Where can they watch the action, specifically if a TV is unavailable to them?
Friday, May 31 will provide us with countless matches of note, as multiple local players take center stage. That includes Richard Gasquet and Marion Bartoli, who look to win in their home country of France.
So when can you watch and what should you be watching for?
Time: Friday, May 31 at 5 a.m. EDT
Live Stream: WatchESPN
TV: ESPN 2
Second Round: (7) Richard Gasquet, France versus Michal Przysiezny, Poland at 5 a.m. ET
At 5 a.m. ET, Richard Gasquet will take to Court 1 to battle Michal Przysiezny of Poland. Gasquet, the seventh seed that hails from France, will be looking to put on a show for his home crowd and advance to the third round.
The winner of this match would face either Nikolay Davydenko or Denis Istomin.
Gasquet certainly has the home-court advantage, per se, but he has been an underachiever at Roland Garros. Gasquet has lost in the fourth round in consecutive years, never making it past that plateau in his career.
At 26, there's reason to believe that this could be the year Gasquet breaks through.
Gasquet has won two tournaments this year, including the local Open Sud De France. While he's tailed off in recent events, there's reason to believe he can make a relatively deep run in this tournament after making consecutive fourth-round appearances.
His ability to crack the quarterfinals is debatable, but against Przysiezny, a loss would be nothing short of a stunning upset.
Second Round: (13) Marion Bartoli, France versus Mariana Duque Marino, Colombia at 5 a.m. ET
Marion Bartoli is a local favorite, as the 28-year-old reached the semifinals of the French Open in 2011. Two years later, Bartoli will look to build on that success with her two-handed forehand and thus win the title in front of her home crowd.
After falling out of the 2012 French Open in the second round, however, there's reason to believe that she's in danger of facing a similar fate in 2013.
Bartoli will play Mariana Duque Marino, who is a 23-year-old from Colombia. Marino hasn't experienced a significant amount of success, but she is young and on the rise, which serves as a factor in every major tournament.
The question is, can Bartoli bounce back from a lackluster year to win for her home crowd?
Bartoli has struggled in 2013, going 11-11 and facing first-round exits in three of her past four tournaments.

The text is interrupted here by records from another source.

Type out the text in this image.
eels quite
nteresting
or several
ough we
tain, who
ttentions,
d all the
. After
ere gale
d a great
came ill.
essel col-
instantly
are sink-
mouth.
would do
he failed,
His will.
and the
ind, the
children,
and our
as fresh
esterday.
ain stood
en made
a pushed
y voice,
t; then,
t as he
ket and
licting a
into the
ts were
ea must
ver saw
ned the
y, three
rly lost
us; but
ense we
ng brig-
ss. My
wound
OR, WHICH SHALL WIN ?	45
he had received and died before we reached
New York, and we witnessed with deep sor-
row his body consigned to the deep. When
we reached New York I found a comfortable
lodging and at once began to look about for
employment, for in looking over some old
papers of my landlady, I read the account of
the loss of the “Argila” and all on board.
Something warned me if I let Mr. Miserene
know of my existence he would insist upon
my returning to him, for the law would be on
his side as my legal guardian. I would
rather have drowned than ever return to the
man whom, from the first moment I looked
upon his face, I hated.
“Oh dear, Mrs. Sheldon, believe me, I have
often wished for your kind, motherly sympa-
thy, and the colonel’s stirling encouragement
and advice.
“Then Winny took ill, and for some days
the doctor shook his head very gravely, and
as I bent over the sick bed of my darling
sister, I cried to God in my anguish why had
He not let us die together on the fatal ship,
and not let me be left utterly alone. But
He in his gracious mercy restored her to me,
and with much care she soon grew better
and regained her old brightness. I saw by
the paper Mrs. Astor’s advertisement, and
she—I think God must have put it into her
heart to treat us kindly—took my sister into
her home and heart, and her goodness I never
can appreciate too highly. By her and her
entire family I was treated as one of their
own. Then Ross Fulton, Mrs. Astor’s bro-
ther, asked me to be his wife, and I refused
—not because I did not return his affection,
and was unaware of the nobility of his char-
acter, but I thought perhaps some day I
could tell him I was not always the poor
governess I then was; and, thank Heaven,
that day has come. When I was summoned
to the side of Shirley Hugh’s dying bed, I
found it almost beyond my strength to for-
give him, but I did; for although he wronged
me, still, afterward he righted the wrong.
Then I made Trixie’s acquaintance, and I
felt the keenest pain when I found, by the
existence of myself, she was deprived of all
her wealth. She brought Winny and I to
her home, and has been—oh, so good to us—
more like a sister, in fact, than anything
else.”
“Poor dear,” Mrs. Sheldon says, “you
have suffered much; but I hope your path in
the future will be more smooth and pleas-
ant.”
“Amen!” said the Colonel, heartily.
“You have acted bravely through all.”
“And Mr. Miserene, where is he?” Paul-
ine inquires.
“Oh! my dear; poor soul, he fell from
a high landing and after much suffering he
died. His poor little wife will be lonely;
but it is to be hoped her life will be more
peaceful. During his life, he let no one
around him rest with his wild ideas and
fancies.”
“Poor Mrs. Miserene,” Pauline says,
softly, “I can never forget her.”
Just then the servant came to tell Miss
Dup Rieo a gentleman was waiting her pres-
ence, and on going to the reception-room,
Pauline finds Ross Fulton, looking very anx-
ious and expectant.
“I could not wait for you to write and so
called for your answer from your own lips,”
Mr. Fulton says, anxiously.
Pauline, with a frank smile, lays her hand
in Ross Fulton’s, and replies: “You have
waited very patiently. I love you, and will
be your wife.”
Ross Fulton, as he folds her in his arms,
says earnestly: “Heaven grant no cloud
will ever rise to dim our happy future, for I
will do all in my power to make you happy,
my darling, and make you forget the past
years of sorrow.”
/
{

A win in the second round at the French Open could be what she needs to rediscover her form.
A loss could be devastating.
Third Round: (4) David Ferrer, Spain versus Feliciano Lopez, Spain at TBD
David Ferrer is, arguably, the best tennis player in the world that is not named Novak Djokovic, Roger Federer, Andy Murray or Rafael Nadal. The 31-year-old has made it to the quarterfinals in five straight Grand Slam events, reaching the semifinals on three of those occasions.
That includes the 2012 French Open, where he lost to—of course—Nadal.
Thus far in 2013, Ferrer has won two tournaments and made three other finals appearances. He's also lost in the first or second round of two other tournaments.
Ferrer is often the face for consistency, but at the French Open, that could be put to the test.
Ferrer faces fellow Spaniard Feliciano Lopez. While Lopez has not experienced the greatest success at Roland Garros, he's quite familiar with Ferrer, as they were doubles partners at the London Olympics.
This should be one of the better matches of the tournament if both men come to play.